Learn How to Clean Clams With This Helpful Kitchen Tutorial
How to Clean Clams
While clams are truly one of my favorite foods, nothing is more likely to make me cringe and send a shiver down my spine than biting right into a crunchy piece of sand or grit while eating a clam. If you want to avoid that unpleasant sensation at all costs, let me tell you how to clean clams so that you never have to deal with sandy, gritty seafood again. There are plenty of ideas floating around when it comes to the best way to clean clams.
Some people prefer cleaning clams with baking soda, some people just use a water rinse, and others find cleaning clams with cornmeal to be the superior clams cleaning method. In my opinion, the best tactic for getting sand out of clams isn’t as fancy or hands on as some other methods. I was always taught that the proper way to clean clams was with a thorough scrub and a good long soak in saltwater. Continue reading for the low down on some of the best instructions on how to get sand out of clams.
Buying the Right Ones
Before we get into the cleaning instructions, there are a few tips that I want to share with you about selecting the tastiest and fresh clams for your meal. Never buy clams that have shells that are chipped or cracked. The clam inside of the shell could be dead or unwell when you purchase it, and then you are either throwing money away or you’re taking the risk of eating bad seafood, which is never a good risk to take. Eating bad seafood could make you really sick, so don’t take that chance, even if you make the mistake of buying a clam that is cracked or broken. A tiny scuff or very small chip on the shell isn’t a big deal, but if it’s enough of a crack that you can immediately notice it, that clam should go in the garbage. If you can, it’s best to buy your clams live.

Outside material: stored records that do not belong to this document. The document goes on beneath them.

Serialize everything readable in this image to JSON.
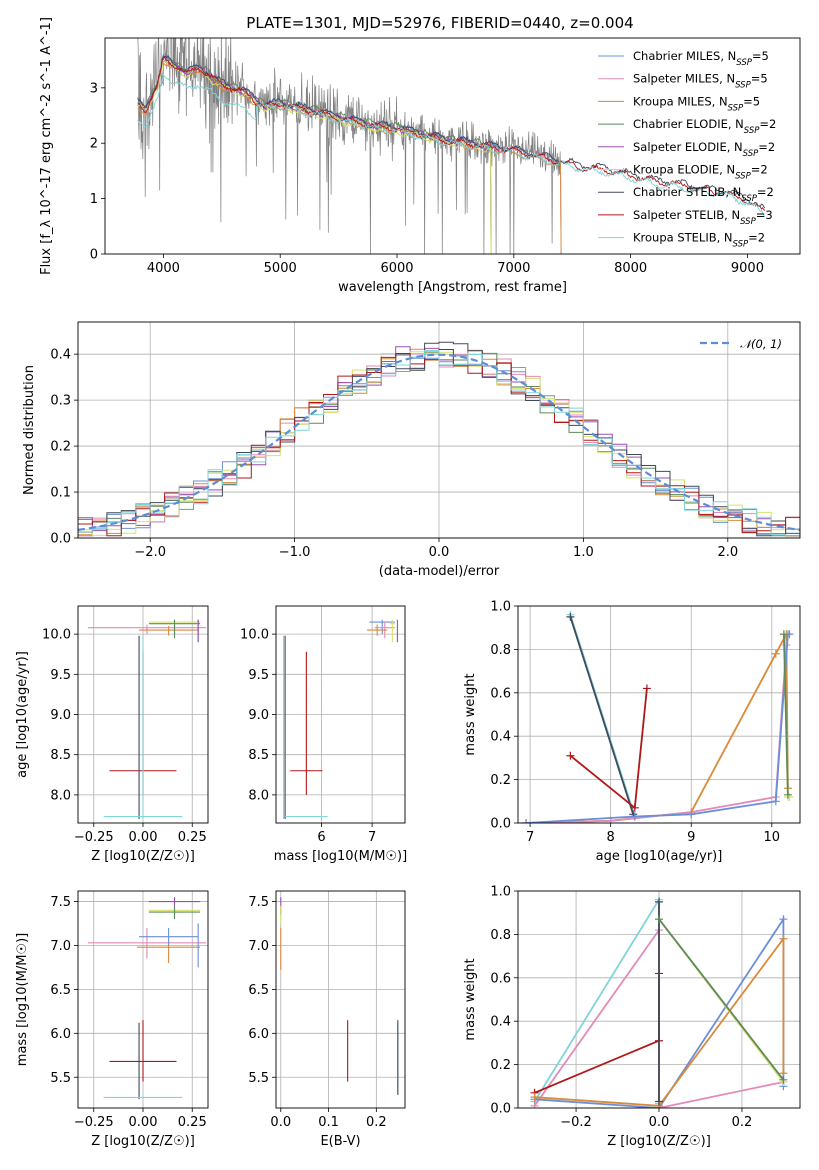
{
  "colors": {
    "Chabrier MILES": "#6a8fd8",
    "Salpeter MILES": "#e28bb8",
    "Kroupa MILES": "#d98a3a",
    "Chabrier ELODIE": "#5c8a5c",
    "Salpeter ELODIE": "#9b4fb0",
    "Kroupa ELODIE": "#d8e06a",
    "Chabrier STELIB": "#404a5a",
    "Salpeter STELIB": "#b01818",
    "Kroupa STELIB": "#80d4dc",
    "data": "#808080",
    "normal": "#5b8ed6"
  },
  "chart_data": [
    {
      "id": "spectrum",
      "type": "line",
      "title": "PLATE=1301, MJD=52976, FIBERID=0440, z=0.004",
      "xlabel": "wavelength [Angstrom, rest frame]",
      "ylabel": "Flux [f_λ 10^-17 erg cm^-2 s^-1 A^-1]",
      "xlim": [
        3500,
        9450
      ],
      "ylim": [
        0,
        3.9
      ],
      "xticks": [
        4000,
        5000,
        6000,
        7000,
        8000,
        9000
      ],
      "yticks": [
        0,
        1,
        2,
        3
      ],
      "legend": "top-right",
      "series": [
        {
          "name": "Chabrier MILES",
          "sup": "SSP",
          "n": "5",
          "key": "Chabrier MILES"
        },
        {
          "name": "Salpeter MILES",
          "sup": "SSP",
          "n": "5",
          "key": "Salpeter MILES"
        },
        {
          "name": "Kroupa MILES",
          "sup": "SSP",
          "n": "5",
          "key": "Kroupa MILES"
        },
        {
          "name": "Chabrier ELODIE",
          "sup": "SSP",
          "n": "2",
          "key": "Chabrier ELODIE"
        },
        {
          "name": "Salpeter ELODIE",
          "sup": "SSP",
          "n": "2",
          "key": "Salpeter ELODIE"
        },
        {
          "name": "Kroupa ELODIE",
          "sup": "SSP",
          "n": "2",
          "key": "Kroupa ELODIE"
        },
        {
          "name": "Chabrier STELIB",
          "sup": "SSP",
          "n": "2",
          "key": "Chabrier STELIB"
        },
        {
          "name": "Salpeter STELIB",
          "sup": "SSP",
          "n": "3",
          "key": "Salpeter STELIB"
        },
        {
          "name": "Kroupa STELIB",
          "sup": "SSP",
          "n": "2",
          "key": "Kroupa STELIB"
        }
      ],
      "model_continuum": {
        "x": [
          3780,
          3850,
          3950,
          4000,
          4100,
          4200,
          4300,
          4400,
          4500,
          4700,
          4860,
          5000,
          5200,
          5400,
          5600,
          5800,
          6000,
          6200,
          6400,
          6563,
          6700,
          7000,
          7200,
          7400,
          7600,
          7800,
          8000,
          8200,
          8400,
          8600,
          8800,
          9000,
          9150
        ],
        "y": [
          2.75,
          2.65,
          3.1,
          3.55,
          3.45,
          3.3,
          3.4,
          3.25,
          3.1,
          2.95,
          2.7,
          2.75,
          2.65,
          2.55,
          2.45,
          2.35,
          2.3,
          2.2,
          2.1,
          2.05,
          2.0,
          1.9,
          1.8,
          1.7,
          1.6,
          1.55,
          1.45,
          1.35,
          1.3,
          1.2,
          1.15,
          1.0,
          0.8
        ]
      },
      "data_noise": {
        "x_start": 3780,
        "x_end": 7400,
        "x_end_tail": 7420
      }
    },
    {
      "id": "residuals",
      "type": "histogram",
      "xlabel": "(data-model)/error",
      "ylabel": "Normed distribution",
      "xlim": [
        -2.5,
        2.5
      ],
      "ylim": [
        0,
        0.47
      ],
      "xticks": [
        -2,
        -1,
        0,
        1,
        2
      ],
      "yticks": [
        0.0,
        0.1,
        0.2,
        0.3,
        0.4
      ],
      "legend": "top-right",
      "normal_label": "𝒩(0, 1)"
    },
    {
      "id": "age-vs-Z",
      "type": "scatter",
      "xlabel": "Z [log10(Z/Z☉)]",
      "ylabel": "age [log10(age/yr)]",
      "xlim": [
        -0.33,
        0.33
      ],
      "ylim": [
        7.65,
        10.35
      ],
      "xticks": [
        -0.25,
        0.0,
        0.25
      ],
      "yticks": [
        8.0,
        8.5,
        9.0,
        9.5,
        10.0
      ],
      "points": [
        {
          "key": "Salpeter STELIB",
          "x": 0.0,
          "y": 8.3,
          "xe": 0.17,
          "ye": [
            8.0,
            9.78
          ]
        },
        {
          "key": "Chabrier STELIB",
          "x": -0.02,
          "y": 7.73,
          "xe": 0.0,
          "ye": [
            7.7,
            9.98
          ]
        },
        {
          "key": "Kroupa STELIB",
          "x": 0.0,
          "y": 7.73,
          "xe": 0.2,
          "ye": [
            7.7,
            9.98
          ]
        },
        {
          "key": "Salpeter MILES",
          "x": 0.02,
          "y": 10.08,
          "xe": 0.3,
          "ye": [
            10.0,
            10.12
          ]
        },
        {
          "key": "Kroupa MILES",
          "x": 0.13,
          "y": 10.05,
          "xe": 0.15,
          "ye": [
            9.98,
            10.1
          ]
        },
        {
          "key": "Kroupa ELODIE",
          "x": 0.16,
          "y": 10.15,
          "xe": 0.13,
          "ye": [
            9.95,
            10.18
          ]
        },
        {
          "key": "Chabrier ELODIE",
          "x": 0.16,
          "y": 10.13,
          "xe": 0.13,
          "ye": [
            9.95,
            10.18
          ]
        },
        {
          "key": "Chabrier MILES",
          "x": 0.28,
          "y": 10.1,
          "xe": 0.0,
          "ye": [
            9.9,
            10.18
          ]
        },
        {
          "key": "Salpeter ELODIE",
          "x": 0.28,
          "y": 10.12,
          "xe": 0.0,
          "ye": [
            9.9,
            10.18
          ]
        }
      ]
    },
    {
      "id": "age-vs-mass",
      "type": "scatter",
      "xlabel": "mass [log10(M/M☉)]",
      "ylabel": "",
      "xlim": [
        5.1,
        7.65
      ],
      "ylim": [
        7.65,
        10.35
      ],
      "xticks": [
        6,
        7
      ],
      "yticks": [
        8.0,
        8.5,
        9.0,
        9.5,
        10.0
      ],
      "points": [
        {
          "key": "Salpeter STELIB",
          "x": 5.7,
          "y": 8.3,
          "xe": 0.32,
          "ye": [
            8.0,
            9.78
          ]
        },
        {
          "key": "Chabrier STELIB",
          "x": 5.28,
          "y": 7.73,
          "xe": 0.0,
          "ye": [
            7.7,
            9.98
          ]
        },
        {
          "key": "Kroupa STELIB",
          "x": 5.25,
          "y": 7.73,
          "xe": 0.0,
          "ye": [
            7.7,
            9.98
          ]
        },
        {
          "key": "Kroupa STELIB",
          "x": 5.7,
          "y": 7.73,
          "xe": 0.42,
          "ye": [
            7.73,
            7.73
          ]
        },
        {
          "key": "Chabrier MILES",
          "x": 7.2,
          "y": 10.15,
          "xe": 0.25,
          "ye": [
            10.0,
            10.18
          ]
        },
        {
          "key": "Salpeter MILES",
          "x": 7.25,
          "y": 10.08,
          "xe": 0.2,
          "ye": [
            9.95,
            10.15
          ]
        },
        {
          "key": "Kroupa MILES",
          "x": 7.1,
          "y": 10.05,
          "xe": 0.2,
          "ye": [
            9.98,
            10.12
          ]
        },
        {
          "key": "Kroupa ELODIE",
          "x": 7.4,
          "y": 10.13,
          "xe": 0.05,
          "ye": [
            9.9,
            10.18
          ]
        },
        {
          "key": "Salpeter ELODIE",
          "x": 7.5,
          "y": 10.12,
          "xe": 0.0,
          "ye": [
            9.9,
            10.18
          ]
        }
      ]
    },
    {
      "id": "weight-vs-age",
      "type": "line",
      "xlabel": "age [log10(age/yr)]",
      "ylabel": "mass weight",
      "xlim": [
        6.85,
        10.35
      ],
      "ylim": [
        0,
        1.0
      ],
      "xticks": [
        7,
        8,
        9,
        10
      ],
      "yticks": [
        0.0,
        0.2,
        0.4,
        0.6,
        0.8,
        1.0
      ],
      "series": [
        {
          "key": "Kroupa STELIB",
          "x": [
            7.5,
            8.3,
            8.3
          ],
          "y": [
            0.96,
            0.03,
            0.03
          ]
        },
        {
          "key": "Chabrier STELIB",
          "x": [
            7.5,
            8.28,
            8.3
          ],
          "y": [
            0.95,
            0.04,
            0.03
          ]
        },
        {
          "key": "Salpeter STELIB",
          "x": [
            7.5,
            8.3,
            8.45
          ],
          "y": [
            0.31,
            0.07,
            0.62
          ]
        },
        {
          "key": "Kroupa MILES",
          "x": [
            6.95,
            8.0,
            9.0,
            10.05,
            10.18,
            10.2
          ],
          "y": [
            0.0,
            0.01,
            0.05,
            0.78,
            0.87,
            0.16
          ]
        },
        {
          "key": "Salpeter MILES",
          "x": [
            6.95,
            8.0,
            9.0,
            10.05,
            10.18
          ],
          "y": [
            0.0,
            0.01,
            0.05,
            0.12,
            0.82
          ]
        },
        {
          "key": "Chabrier MILES",
          "x": [
            6.95,
            8.3,
            9.0,
            10.05,
            10.2,
            10.22
          ],
          "y": [
            0.0,
            0.03,
            0.04,
            0.1,
            0.87,
            0.87
          ]
        },
        {
          "key": "Kroupa ELODIE",
          "x": [
            10.15,
            10.2,
            10.22
          ],
          "y": [
            0.87,
            0.12,
            0.12
          ]
        },
        {
          "key": "Chabrier ELODIE",
          "x": [
            10.15,
            10.2
          ],
          "y": [
            0.87,
            0.13
          ]
        }
      ]
    },
    {
      "id": "mass-vs-Z",
      "type": "scatter",
      "xlabel": "Z [log10(Z/Z☉)]",
      "ylabel": "mass [log10(M/M☉)]",
      "xlim": [
        -0.33,
        0.33
      ],
      "ylim": [
        5.15,
        7.62
      ],
      "xticks": [
        -0.25,
        0.0,
        0.25
      ],
      "yticks": [
        5.5,
        6.0,
        6.5,
        7.0,
        7.5
      ],
      "points": [
        {
          "key": "Salpeter STELIB",
          "x": 0.0,
          "y": 5.68,
          "xe": 0.17,
          "ye": [
            5.45,
            6.15
          ]
        },
        {
          "key": "Chabrier STELIB",
          "x": -0.02,
          "y": 5.27,
          "xe": 0.0,
          "ye": [
            5.25,
            6.12
          ]
        },
        {
          "key": "Kroupa STELIB",
          "x": 0.0,
          "y": 5.27,
          "xe": 0.2,
          "ye": [
            5.25,
            5.3
          ]
        },
        {
          "key": "Salpeter MILES",
          "x": 0.02,
          "y": 7.03,
          "xe": 0.3,
          "ye": [
            6.85,
            7.2
          ]
        },
        {
          "key": "Kroupa MILES",
          "x": 0.13,
          "y": 6.98,
          "xe": 0.16,
          "ye": [
            6.8,
            7.0
          ]
        },
        {
          "key": "Chabrier MILES",
          "x": 0.13,
          "y": 7.1,
          "xe": 0.15,
          "ye": [
            7.0,
            7.2
          ]
        },
        {
          "key": "Kroupa ELODIE",
          "x": 0.16,
          "y": 7.4,
          "xe": 0.13,
          "ye": [
            7.3,
            7.5
          ]
        },
        {
          "key": "Chabrier ELODIE",
          "x": 0.16,
          "y": 7.38,
          "xe": 0.13,
          "ye": [
            7.3,
            7.45
          ]
        },
        {
          "key": "Salpeter ELODIE",
          "x": 0.16,
          "y": 7.5,
          "xe": 0.13,
          "ye": [
            7.45,
            7.55
          ]
        },
        {
          "key": "Chabrier MILES",
          "x": 0.28,
          "y": 7.0,
          "xe": 0.0,
          "ye": [
            6.75,
            7.25
          ]
        }
      ]
    },
    {
      "id": "mass-vs-EBV",
      "type": "scatter",
      "xlabel": "E(B-V)",
      "ylabel": "",
      "xlim": [
        -0.01,
        0.26
      ],
      "ylim": [
        5.15,
        7.62
      ],
      "xticks": [
        0.0,
        0.1,
        0.2
      ],
      "yticks": [
        5.5,
        6.0,
        6.5,
        7.0,
        7.5
      ],
      "points": [
        {
          "key": "Salpeter ELODIE",
          "x": 0.0,
          "y": 7.45,
          "xe": 0.0,
          "ye": [
            7.35,
            7.55
          ]
        },
        {
          "key": "Kroupa ELODIE",
          "x": 0.0,
          "y": 7.38,
          "xe": 0.0,
          "ye": [
            7.25,
            7.45
          ]
        },
        {
          "key": "Kroupa MILES",
          "x": 0.0,
          "y": 6.9,
          "xe": 0.0,
          "ye": [
            6.72,
            7.2
          ]
        },
        {
          "key": "Salpeter STELIB",
          "x": 0.14,
          "y": 5.8,
          "xe": 0.0,
          "ye": [
            5.45,
            6.15
          ]
        },
        {
          "key": "Kroupa STELIB",
          "x": 0.245,
          "y": 5.6,
          "xe": 0.0,
          "ye": [
            5.3,
            6.1
          ]
        },
        {
          "key": "Chabrier STELIB",
          "x": 0.245,
          "y": 5.8,
          "xe": 0.0,
          "ye": [
            5.3,
            6.15
          ]
        }
      ]
    },
    {
      "id": "weight-vs-Z",
      "type": "line",
      "xlabel": "Z [log10(Z/Z☉)]",
      "ylabel": "mass weight",
      "xlim": [
        -0.34,
        0.34
      ],
      "ylim": [
        0,
        1.0
      ],
      "xticks": [
        -0.2,
        0.0,
        0.2
      ],
      "yticks": [
        0.0,
        0.2,
        0.4,
        0.6,
        0.8,
        1.0
      ],
      "series": [
        {
          "key": "Kroupa STELIB",
          "x": [
            -0.3,
            0.0,
            0.0
          ],
          "y": [
            0.03,
            0.96,
            0.02
          ]
        },
        {
          "key": "Salpeter MILES",
          "x": [
            -0.3,
            0.0,
            0.0,
            0.3
          ],
          "y": [
            0.01,
            0.82,
            0.0,
            0.12
          ]
        },
        {
          "key": "Salpeter STELIB",
          "x": [
            -0.3,
            0.0,
            0.0
          ],
          "y": [
            0.07,
            0.31,
            0.62
          ]
        },
        {
          "key": "Chabrier MILES",
          "x": [
            -0.3,
            0.0,
            0.3,
            0.3
          ],
          "y": [
            0.04,
            0.0,
            0.87,
            0.1
          ]
        },
        {
          "key": "Kroupa MILES",
          "x": [
            -0.3,
            0.0,
            0.3,
            0.3
          ],
          "y": [
            0.05,
            0.01,
            0.78,
            0.16
          ]
        },
        {
          "key": "Kroupa ELODIE",
          "x": [
            0.0,
            0.3
          ],
          "y": [
            0.87,
            0.12
          ]
        },
        {
          "key": "Chabrier STELIB",
          "x": [
            0.0,
            0.0
          ],
          "y": [
            0.95,
            0.03
          ]
        },
        {
          "key": "Chabrier ELODIE",
          "x": [
            0.0,
            0.3
          ],
          "y": [
            0.87,
            0.13
          ]
        }
      ]
    }
  ]
}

They would be the freshest and tasty this way, and they don’t last very long once they’re out of their natural environment, so you want to make sure that you’re using them quickly once you buy them. When you select fresh and unbroken clams at the seafood shop or grocery store, make sure that you transport them in a bag of ice. If the clams are in a plastic bag, make sure that the bag is open so that they would be able to breathe. You want to keep them alive until you cook them. If they’re in a mesh bag or an opened bag within another bag of ice, make sure that the ice bag is left open too. Once you get them home, you can store them either in the sink in a colander over ice or in the refrigerator with some ice for a short period of time. You want to ensure that there is enough oxygen for them to survive and enough coolness that they don’t go bad. Cook them either the night that you’ve purchased them or one day later. Frozen clams usually already have been steamed, so you won’t need to go through the same hassle with those.
What Is the Easiest Way to Clean Clams?
Now that you’ve gotten the rundown on how to store your clams before making them into a meal, now let’s talk about how to clean clams before cooking. The first thing that you’re going to want to do with your fresh live clams is rinsed them under lukewarm water. Get a scrub brush and brush away any bits of debris, sand, or barnacles that may be lingering on the outside of your clamshells. After scrubbing each clamshell, place the clam into a clean colander. Then, once each clam has been rinsed and scrubbed, prepare a solution of saltwater for them to soak in for about 120-160 minutes. The clams can naturally clean themselves once they are in the water. The shellfish actually removes any bits of dirt, sand, or debris from the inside of the shell as they open up in the water that mimics their natural habitat. To make the saltwater, mix four teaspoons of salt with two liters of cool water. Then place your clams in the water and put on a timer for two or so hours.
Go about your day, whether that means making some of the other elements of tonight’s dinner, doing some online shopping, or taking a luxurious stroll through the neighborhood. Once the timer goes off, it’s time to remove your clams from the water. To do this, simply take them out with a slotted spoon or a pair of tongs, rather than dumping the bowl of water into a strainer. This way, the dirt and grime that the clams have pushed out of their shells should be left in the bottom of the bowl of saltwater, and you won’t take any with the clams into their new clean location. Now you’re ready to start preparing fresh clams. Another important thing that you can do to ensure that your clams are of the best quality and would taste the most delicious is to steam them briefly and watch as all of the shells open up. If you see any clams with shells that remain closed, you know that those claims are not good to eat, and you can discard them immediately. Once you’re sure you have only the cream of the crop when it comes to your shellfish, you can make delicious dinners, side dishes, or appetizers with your delightful and freshly washed clams.
Add a little bit of extra virgin olive oil, fresh garlic, and lemon juice, and you have a simple and delicious sauce for the clams to swim in. Soak it all up with a crusty piece of baguette and pair it with your favorite crisp white wine. Now that I’ve described my ideal meal, I think I might go buy some clams and get cooking!